‘Il lavoro va bene, posso aiutare chi ha meno’, ristoratore leccese offre il pranzo alla Caritas

‘La solidarietà s’impara ed è contagiosa’, con queste parole il sindaco di Lecce Carlo Salvemini ha voluto ringraziare a nome di tutti i cittadini il ristoratore resosi protagonista del gesto di solidarietà.

‘La solidarietà s’impara ed è contagiosa’, così il sindaco del capoluogo salentino Carlo Salvemini ha voluto ringraziare personalmente un ristoratore leccese che ha offerto il pranzo alla Caritas nei saloni della chiesa di San Sabino, nel quartiere Stadio della città. Un grande gesto di solidarietà che, anche se nel silenzio, ieri non è passato inosservato.

In un anno iniziato con due potenze mondiali sull’orlo della guerra, con tanti, troppi episodi di violenza e di superbia, sembra quasi che i primi timidi raggi di sole a squarciare il buio filtrino da Lecce, dove arriva una storia di grande umanità.

Il protagonista è un ristoratore del capoluogo salentino, che in mattinata ha offerto il pranzo da lui preparato alla mensa Caritas della Parrocchia di San Sabino, deliziando i palati dei più bisognosi e arrecando sostegno in una terra notoriamente soggetta al dramma della indigenza.

È del marzo dello scorso anno l’ultimo campanello d’allarme suonato dal report dell’Osservatorio economico di Davide Stasi in collaborazione con l’Associazione italiana dottori commercialisti di Lecce, che ha evidenziato l’ineluttabile crescita dello squilibrio sociale caratterizzante il tessuto territoriale salentino. In questa cornice nefasta, un gesto di solidarietà nei confronti dei più bisognosi non è passato inosservato.
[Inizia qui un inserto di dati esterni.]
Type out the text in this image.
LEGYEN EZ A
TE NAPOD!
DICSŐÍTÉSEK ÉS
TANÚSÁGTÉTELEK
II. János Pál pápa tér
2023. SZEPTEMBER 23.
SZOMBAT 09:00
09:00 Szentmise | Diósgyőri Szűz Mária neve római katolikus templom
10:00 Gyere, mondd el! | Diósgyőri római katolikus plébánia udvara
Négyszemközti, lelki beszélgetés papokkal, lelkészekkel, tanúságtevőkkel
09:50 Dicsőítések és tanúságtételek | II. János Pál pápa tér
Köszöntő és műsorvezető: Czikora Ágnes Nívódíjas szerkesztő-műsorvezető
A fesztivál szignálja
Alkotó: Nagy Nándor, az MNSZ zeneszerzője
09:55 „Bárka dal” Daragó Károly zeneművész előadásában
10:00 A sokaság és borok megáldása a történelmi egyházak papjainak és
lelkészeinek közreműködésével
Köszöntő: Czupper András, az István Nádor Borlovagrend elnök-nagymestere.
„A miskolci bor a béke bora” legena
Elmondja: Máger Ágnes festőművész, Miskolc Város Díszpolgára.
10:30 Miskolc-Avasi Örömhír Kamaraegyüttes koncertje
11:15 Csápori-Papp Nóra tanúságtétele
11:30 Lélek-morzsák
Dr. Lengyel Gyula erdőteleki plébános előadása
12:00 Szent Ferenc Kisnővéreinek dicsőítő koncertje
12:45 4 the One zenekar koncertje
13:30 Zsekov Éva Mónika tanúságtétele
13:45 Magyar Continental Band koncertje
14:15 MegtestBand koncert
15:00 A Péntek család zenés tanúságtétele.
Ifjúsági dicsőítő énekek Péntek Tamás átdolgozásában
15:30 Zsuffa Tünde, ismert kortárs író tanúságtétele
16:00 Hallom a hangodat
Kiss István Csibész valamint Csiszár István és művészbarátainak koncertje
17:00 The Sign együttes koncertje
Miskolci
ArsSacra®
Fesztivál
A complimentarsi per l’altruismo e l’umanità dimostrata, anche il sindaco Carlo Salvemini, che ha tenuto a ringraziare personalmente il ristoratore a nome della comunità. “Oggi un ristoratore leccese ha offerto il pranzo da lui preparato alla mensa Caritas della Parrocchia di San Sabino – afferma il primo cittadino – e l’ho ringraziato a nome della comunità. La solidarietà s’impara ed è contagiosa”. Il sindaco Carlo Salvemini ha poi riportato uno stralcio della conversazione: “grazie per questo tuo dono alla comunità” avrebbe affermato il primo cittadino, cui è seguito il commento del ristoratore: “Carlo, il lavoro va bene e posso aiutare chi ha meno”. Un pensiero non sempre ricorrente di questi tempi.